又从水缸里舀了一瓢水添上,她将食指浸到水中,对江濯锦道:“水不能添太多,也不能添太少,水面与食指的第一个指节平齐就刚刚好。煮饭的时候要用小火,大火容易糊底。”
江濯锦依言将火调小。
盖上锅盖,范瑶芳在另一口锅里点上了点儿油,把方才切好的豆腐放进去:“煎豆腐也要用小火,豆腐放进去之后先不要动,等个四五息之后,轻轻拨动它们的位置,如此重复直煎至表皮金黄。
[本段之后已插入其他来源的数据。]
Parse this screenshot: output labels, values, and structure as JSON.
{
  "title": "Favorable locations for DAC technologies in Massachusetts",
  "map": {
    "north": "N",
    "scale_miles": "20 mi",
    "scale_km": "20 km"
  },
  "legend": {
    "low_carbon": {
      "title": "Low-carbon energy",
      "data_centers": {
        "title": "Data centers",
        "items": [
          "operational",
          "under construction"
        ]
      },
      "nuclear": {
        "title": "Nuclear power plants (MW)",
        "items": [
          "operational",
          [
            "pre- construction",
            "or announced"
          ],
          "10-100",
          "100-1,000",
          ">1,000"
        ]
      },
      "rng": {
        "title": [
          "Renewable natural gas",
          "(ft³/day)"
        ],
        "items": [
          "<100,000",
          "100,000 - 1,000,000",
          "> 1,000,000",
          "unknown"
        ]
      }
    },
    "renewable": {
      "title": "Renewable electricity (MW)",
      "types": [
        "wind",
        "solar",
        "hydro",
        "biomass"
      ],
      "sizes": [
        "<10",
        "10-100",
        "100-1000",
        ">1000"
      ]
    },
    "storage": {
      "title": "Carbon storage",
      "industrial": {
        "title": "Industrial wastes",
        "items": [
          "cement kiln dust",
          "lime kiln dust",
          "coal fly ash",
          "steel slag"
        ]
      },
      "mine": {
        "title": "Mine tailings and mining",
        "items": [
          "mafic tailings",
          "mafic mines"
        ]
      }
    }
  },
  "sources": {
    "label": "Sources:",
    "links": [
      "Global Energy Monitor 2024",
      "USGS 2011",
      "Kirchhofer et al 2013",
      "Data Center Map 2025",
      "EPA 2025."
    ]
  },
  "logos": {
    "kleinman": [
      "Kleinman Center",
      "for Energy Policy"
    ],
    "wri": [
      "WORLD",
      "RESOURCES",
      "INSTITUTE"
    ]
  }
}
”
她一边说一边做,把所有的豆腐都翻个面儿之后,范瑶芳拿出盐罐,用勺子挑了一点盐撒进去。
刚要顺手把盐罐收起来,她偷偷掠了一眼江濯锦,咬咬嘴唇,又挖了满满一大勺撒进去,而后若无其事地收起罐子,撒上葱花,问江濯锦道:“你可记下了?”
江濯锦自然记得清清楚楚。
之后又细细讲解了炒青菜的步骤,江濯锦亦是一一牢记。
回到宋家,江濯锦一人烧火一人做菜。在观看范瑶芳做饭时,她就在心里有了具体的规划。先做哪个,再做哪个,怎么穿插,一一明晰,做起来干脆利落,井井有条,倒显得游刃有余。
很快,两盘菜就被端上了桌。青菜翠绿欲滴,豆腐油亮金黄,其间点缀着星星点点的绿,颜色煞是好看。米饭也没有糊锅,粒粒分明,晶莹剔透,闪烁着诱人的光泽,引得人涎水直流。
宋家父子看着桌子上摆放着的饭菜,两人对视一眼,皆从对方的眼里看到了震惊与不可置信——
只是看一遍,就能做成如此模样?
到底姜还是老的辣,宋林很快恢复成平日里的模样,淡淡道:“都坐下吃饭吧。”说完率先夹起一根青菜。
宋玉策也不甘落后,迫不及待地往嘴里填了一口豆腐。
然后,两个人的动作齐齐一顿。
宋林的眉头皱得可以直接夹死一只蚊子,他就了一大口饭,才勉强把菜咽下去:“你是把卖盐的打死了拖到家来了吗?”
江濯锦不明白他说的什么意思。
宋玉策的反应就直白得多,他直接把豆腐吐了出来,拎起桌上的茶壶倒了一杯茶,咕咚咕咚一阵牛饮,待茶杯见了底,他才得以喘息一般,对江濯锦道:“你今天的盐是不是放多了。”
见他们一个二个都如此表现,江濯锦不禁也有些怀疑,敛眉回想做饭时的所有步骤,确定都是按照范瑶芳的示范来的,并无差错。
她还不至于连这些都能记错。
江濯锦夹起一块豆腐,小小地咬了一口。只是这一口,舌头便如同被浸在了盐罐里,咸到发苦,令人窒息。
江濯锦咽下食物,沉默片刻,竟然极为罕见地露出一抹微笑:“是我不小心放多了,下次定会注意。”
说着,起身到厨房里取了三只碗回来,分别往里面倒了一些茶水,然后夹起方才剩下一半的豆腐在里面涮了涮,又放入口中。
“这样吃会好一些。”她对二人解释道。
宋家父子也不是矫情的人,有饭吃就行,依样照着做了。
江濯锦看着他二人,思绪飘到了范家。
范家今日的饭菜,想必也难以下咽吧。